В ней — нечто от "стиля" доктора; а его стиль — сочетание великолепного, пышного шелкового шарфа, которым он повязывался вместо галстука, этот шарф с прекрасным умением носить сюртук придавал ему изящество до… "КОКЭТЕРИ"; а зонтик — дряненький; и сюртучок — изношенный; происхождение же "шарфа" — таково: доктор с молоду никак не умел постичь искусство завязывания галстука, что ему подчеркивали дамы, пока одна из них, взяв шелковую тряпку (а может свой бант), не перевязала доктора: ларчик открылся; "несчастные" галстуки были заброшены; и всю жизнь он перевязывался шарфом, элиминировав непокорный галстучный узел.
173
Johannes Tomasius: personnage principal des quatre drames — myst`eres de Steiner.
Соедините сюртучок, развевающийся пышный шарф, старенький зонтик, шляпу с черными полями и… ботфорты, почти до колен — странная картина: ботфорты он надевал в грязные дни (в Дорнахе на работах временами было непролазно). Фигура — ни на что не похожая; а все вместе — "какое — то, эдакое свое": изящно, невинно, откровенно, мило.

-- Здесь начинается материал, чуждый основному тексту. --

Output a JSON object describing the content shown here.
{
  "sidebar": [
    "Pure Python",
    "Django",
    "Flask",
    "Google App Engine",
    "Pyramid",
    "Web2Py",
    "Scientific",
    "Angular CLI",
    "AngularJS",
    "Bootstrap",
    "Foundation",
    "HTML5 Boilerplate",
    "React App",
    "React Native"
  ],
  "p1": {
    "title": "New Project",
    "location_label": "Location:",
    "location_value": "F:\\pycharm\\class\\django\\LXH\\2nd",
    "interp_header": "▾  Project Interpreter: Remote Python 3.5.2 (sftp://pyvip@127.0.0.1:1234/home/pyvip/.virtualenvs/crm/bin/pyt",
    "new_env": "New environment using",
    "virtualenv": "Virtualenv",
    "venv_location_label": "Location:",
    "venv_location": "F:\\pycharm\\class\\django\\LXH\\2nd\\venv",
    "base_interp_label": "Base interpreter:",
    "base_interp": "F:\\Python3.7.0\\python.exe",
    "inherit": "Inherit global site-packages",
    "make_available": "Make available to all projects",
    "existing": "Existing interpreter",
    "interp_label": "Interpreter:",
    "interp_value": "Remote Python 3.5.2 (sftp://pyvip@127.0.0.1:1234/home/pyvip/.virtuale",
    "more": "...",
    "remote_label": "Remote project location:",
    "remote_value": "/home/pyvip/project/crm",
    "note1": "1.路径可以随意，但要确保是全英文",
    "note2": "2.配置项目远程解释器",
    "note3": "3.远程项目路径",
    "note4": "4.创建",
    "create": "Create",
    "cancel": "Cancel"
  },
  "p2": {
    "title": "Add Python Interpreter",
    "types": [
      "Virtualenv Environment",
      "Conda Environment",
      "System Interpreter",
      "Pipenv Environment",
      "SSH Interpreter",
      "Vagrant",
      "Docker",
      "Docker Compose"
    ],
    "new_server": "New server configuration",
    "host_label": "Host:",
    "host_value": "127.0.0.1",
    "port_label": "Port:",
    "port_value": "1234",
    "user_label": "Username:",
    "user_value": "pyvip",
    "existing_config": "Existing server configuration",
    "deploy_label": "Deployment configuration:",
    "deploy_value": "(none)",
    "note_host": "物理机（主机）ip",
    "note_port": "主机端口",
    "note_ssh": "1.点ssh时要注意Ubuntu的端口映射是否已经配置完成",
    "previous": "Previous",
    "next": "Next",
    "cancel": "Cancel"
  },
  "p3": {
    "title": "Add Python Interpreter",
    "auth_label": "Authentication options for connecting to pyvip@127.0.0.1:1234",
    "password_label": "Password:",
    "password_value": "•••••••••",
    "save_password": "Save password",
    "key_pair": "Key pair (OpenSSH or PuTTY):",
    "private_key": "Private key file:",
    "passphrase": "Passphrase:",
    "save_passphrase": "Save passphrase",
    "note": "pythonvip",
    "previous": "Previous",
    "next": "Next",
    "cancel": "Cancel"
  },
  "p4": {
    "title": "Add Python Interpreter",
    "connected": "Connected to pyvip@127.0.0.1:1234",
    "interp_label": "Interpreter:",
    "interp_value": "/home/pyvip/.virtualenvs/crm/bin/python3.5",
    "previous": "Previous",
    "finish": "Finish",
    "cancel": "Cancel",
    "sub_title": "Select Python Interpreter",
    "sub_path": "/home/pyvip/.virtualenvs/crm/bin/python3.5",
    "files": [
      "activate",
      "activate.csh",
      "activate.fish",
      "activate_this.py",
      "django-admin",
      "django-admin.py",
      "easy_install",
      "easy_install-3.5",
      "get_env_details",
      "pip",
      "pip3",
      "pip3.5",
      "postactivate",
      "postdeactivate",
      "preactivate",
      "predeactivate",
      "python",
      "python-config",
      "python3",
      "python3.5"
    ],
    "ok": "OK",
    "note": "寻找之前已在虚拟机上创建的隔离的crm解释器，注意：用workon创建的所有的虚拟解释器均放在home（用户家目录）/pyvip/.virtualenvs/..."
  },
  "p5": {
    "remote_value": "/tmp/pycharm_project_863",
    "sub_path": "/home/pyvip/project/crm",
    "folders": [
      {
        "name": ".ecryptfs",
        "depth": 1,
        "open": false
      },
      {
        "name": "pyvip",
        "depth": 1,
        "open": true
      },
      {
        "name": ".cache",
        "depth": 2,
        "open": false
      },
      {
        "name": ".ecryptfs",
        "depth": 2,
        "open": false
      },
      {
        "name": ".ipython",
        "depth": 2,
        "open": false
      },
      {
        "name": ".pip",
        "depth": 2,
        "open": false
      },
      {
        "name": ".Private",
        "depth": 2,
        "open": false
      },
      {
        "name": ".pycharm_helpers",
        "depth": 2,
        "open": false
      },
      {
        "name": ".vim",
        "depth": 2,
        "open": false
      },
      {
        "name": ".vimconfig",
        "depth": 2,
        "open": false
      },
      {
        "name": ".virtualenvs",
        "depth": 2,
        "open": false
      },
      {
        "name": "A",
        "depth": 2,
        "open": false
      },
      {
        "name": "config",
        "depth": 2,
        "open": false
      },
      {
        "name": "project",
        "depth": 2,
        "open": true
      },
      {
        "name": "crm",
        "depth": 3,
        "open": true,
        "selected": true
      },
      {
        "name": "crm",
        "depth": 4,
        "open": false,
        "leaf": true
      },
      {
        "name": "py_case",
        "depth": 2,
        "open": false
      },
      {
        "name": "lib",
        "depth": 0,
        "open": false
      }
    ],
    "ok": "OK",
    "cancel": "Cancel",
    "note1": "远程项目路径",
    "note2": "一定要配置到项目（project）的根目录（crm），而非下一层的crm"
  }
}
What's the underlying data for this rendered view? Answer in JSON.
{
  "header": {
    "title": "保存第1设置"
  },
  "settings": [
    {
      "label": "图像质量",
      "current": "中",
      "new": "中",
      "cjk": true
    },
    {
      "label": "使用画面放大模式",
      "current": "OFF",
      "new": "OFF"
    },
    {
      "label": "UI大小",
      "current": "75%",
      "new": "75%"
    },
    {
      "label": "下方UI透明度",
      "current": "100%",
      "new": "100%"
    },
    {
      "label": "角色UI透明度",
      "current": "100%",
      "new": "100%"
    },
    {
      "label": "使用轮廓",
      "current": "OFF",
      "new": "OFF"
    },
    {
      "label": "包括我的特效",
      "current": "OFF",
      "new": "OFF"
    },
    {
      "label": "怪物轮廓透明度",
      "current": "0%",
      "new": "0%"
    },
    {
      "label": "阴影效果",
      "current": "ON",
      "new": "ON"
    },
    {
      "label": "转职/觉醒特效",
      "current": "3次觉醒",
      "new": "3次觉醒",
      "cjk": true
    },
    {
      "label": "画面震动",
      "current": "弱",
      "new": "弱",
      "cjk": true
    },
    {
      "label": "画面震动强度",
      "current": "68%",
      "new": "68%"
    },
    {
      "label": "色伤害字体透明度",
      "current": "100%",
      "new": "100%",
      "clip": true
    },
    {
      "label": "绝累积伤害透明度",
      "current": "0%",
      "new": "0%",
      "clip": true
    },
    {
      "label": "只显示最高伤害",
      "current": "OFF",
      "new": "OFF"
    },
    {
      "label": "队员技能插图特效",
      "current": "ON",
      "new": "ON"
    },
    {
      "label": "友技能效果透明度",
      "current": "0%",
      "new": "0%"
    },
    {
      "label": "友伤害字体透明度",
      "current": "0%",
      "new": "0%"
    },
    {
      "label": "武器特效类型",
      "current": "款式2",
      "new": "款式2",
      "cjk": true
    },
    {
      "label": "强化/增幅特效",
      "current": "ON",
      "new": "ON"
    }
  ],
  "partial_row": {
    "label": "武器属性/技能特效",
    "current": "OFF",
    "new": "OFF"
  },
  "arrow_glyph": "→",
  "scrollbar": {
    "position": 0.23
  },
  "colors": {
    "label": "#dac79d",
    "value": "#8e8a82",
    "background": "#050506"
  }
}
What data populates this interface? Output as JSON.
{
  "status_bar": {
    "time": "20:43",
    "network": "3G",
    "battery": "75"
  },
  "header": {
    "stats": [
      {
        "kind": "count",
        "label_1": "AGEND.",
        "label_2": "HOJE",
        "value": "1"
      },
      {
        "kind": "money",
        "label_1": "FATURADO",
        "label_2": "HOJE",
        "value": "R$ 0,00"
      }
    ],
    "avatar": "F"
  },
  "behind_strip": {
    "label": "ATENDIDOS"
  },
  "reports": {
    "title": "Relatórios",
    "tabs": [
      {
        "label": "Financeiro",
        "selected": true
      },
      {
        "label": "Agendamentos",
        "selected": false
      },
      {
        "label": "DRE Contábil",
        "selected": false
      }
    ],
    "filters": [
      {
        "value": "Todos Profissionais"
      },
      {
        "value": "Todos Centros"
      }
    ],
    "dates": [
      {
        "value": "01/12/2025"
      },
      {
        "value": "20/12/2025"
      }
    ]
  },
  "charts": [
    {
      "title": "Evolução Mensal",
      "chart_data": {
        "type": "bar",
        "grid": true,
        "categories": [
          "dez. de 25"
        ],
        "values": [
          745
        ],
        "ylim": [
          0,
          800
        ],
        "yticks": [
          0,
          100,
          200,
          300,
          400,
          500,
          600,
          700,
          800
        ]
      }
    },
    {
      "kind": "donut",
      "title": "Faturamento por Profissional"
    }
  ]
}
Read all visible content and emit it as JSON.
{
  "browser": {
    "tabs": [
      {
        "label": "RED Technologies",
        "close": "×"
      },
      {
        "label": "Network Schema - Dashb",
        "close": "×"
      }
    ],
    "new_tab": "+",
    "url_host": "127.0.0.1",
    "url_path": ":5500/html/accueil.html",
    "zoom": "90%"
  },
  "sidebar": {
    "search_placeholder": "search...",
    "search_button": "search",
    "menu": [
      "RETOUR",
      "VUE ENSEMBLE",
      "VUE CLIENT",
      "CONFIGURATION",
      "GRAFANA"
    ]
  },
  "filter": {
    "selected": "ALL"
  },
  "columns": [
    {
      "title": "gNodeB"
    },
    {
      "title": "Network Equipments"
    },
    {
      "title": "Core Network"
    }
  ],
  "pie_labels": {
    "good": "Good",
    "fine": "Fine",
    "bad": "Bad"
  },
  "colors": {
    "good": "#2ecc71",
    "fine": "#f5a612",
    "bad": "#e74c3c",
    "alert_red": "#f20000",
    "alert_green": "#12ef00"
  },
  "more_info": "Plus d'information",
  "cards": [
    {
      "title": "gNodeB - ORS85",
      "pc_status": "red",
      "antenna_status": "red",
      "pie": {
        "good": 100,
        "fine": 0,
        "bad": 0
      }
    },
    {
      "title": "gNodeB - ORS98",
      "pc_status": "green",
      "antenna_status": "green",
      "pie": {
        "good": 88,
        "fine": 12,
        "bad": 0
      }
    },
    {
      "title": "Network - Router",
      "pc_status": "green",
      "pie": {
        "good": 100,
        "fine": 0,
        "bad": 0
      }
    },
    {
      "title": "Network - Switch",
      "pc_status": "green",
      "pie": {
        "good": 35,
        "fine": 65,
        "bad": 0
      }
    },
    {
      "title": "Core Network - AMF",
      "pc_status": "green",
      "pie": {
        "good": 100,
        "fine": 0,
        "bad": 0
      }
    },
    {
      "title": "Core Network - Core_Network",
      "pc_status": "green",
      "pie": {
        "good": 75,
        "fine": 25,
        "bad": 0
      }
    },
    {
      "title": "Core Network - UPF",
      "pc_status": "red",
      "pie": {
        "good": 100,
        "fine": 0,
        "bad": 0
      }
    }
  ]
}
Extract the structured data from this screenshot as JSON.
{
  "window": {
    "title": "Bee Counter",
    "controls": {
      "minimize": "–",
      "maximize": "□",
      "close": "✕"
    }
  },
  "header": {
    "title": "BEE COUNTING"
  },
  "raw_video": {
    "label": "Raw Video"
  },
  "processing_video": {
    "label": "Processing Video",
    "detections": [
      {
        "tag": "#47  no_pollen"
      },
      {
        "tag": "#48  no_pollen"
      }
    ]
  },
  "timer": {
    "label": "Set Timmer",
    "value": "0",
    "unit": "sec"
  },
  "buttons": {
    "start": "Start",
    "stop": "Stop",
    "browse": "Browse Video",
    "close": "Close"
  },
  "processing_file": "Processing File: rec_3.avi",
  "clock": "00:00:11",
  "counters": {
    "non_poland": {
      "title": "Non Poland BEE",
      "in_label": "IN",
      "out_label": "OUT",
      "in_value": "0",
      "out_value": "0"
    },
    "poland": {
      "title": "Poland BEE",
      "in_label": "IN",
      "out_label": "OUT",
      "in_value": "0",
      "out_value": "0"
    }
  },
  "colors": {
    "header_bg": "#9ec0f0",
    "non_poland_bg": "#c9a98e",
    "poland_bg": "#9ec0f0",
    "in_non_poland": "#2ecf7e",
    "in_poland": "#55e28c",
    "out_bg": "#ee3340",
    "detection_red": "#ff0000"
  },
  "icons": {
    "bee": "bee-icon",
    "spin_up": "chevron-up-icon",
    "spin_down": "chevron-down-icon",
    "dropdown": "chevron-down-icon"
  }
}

Поражали меня невинной наивностью вкусы доктора: о, он не был безразличен к пище! У него были любимые блюда; двумя из них накормили меня дома, но всего раз: вареные, невкусные волокна какой — то травки (может быть, ревеня), горьковатые; и мятое тесто, облитое сладковатой подливочкой. Отведав эти блюда, мне стало стыдно: а мы — то с нашими деликатесами, "кухней"? Очень он любил "миндальное молоко", его главное питье.
И, вероятно, прекрасен он был в белом берете, в черной бархатной куртке; таким он расхаживал по Льяну когда — то; это было в те годы, когда все было необыкновенно просто; когда иные из нынешних "старших" приезжали на курсы (в Норвегию, Францию и т. д.), живали в коммуне вместе с доктором, без прислуги, и когда он имел время лично преподавать высшую математику своей интимной ученице МАТИЛЬДЕ Шолль.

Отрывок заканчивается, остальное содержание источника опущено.